請回答下列第46題至第50題 Two years ago, a group of elders in a village in north-western Uganda agreed to lend their land to refugees from
South Sudan. About 120,000 are now in the surrounding area. Here they live in tarpaulin shelters and mud-brick
huts on a patch of scrub where cows once grazed. Kemis Butele, a gravel-voiced Ugandan elder, explains that
hosting refugees is a way for a remote place, long neglected by the central government, to get noticed. He hopes for
new schools, clinics and a decent road – and “that our children can get jobs.” There are more than 20 million refugees in the world today, more than at any time since the end of the second world
war. Nearly 90% reside in poor countries. In many, to preserve jobs for natives, governments bar refugees from
working in the formal economy. Uganda has shown how a different approach can reap dividends. The government
gives refugees land plots and lets them work. In some places, the refugees boost local businesses and act as a magnet
for foreign aid. Mr. Butele and many other Ugandans see their new neighbors as a benefit, not a burden. Sadly, such
attitudes are still the exception.
Refugees are “brothers and sisters,”say many Ugandans. Mr. Butele was once one himself. But the welcome is also
a pragmatic one. Northern Uganda is so poor that some locals pose as refugees to receive food aid. Others see
refugees as buyers for local goods. Elsewhere in Uganda has indeed seen such positive spillover. One study from
2016 found that the presence of Congolese refugees in western Uganda had increased consumption per household.

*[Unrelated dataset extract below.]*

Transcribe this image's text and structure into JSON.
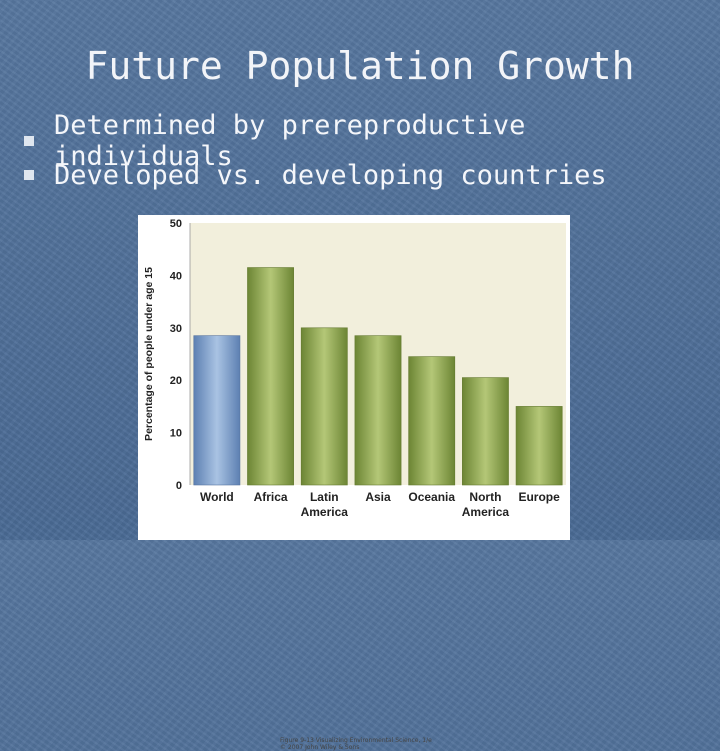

Another estimates that each new refugee household boosts total income, including that of refugees, by $320-430
more than the cost of the aid the household is given. That rises to $560-670 when refugees are given cash instead
of rations.
【題組】47 Why do many governments bar refugees from working in the formal economy?
(A) Refugees would rather take odd jobs in a bar than formal jobs.
(B) The governments intend to preserve jobs for the local natives.
(C) The research shows that immigrants rarely take native workers’ jobs.
(D) The research shows that refugees have increased consumption per household.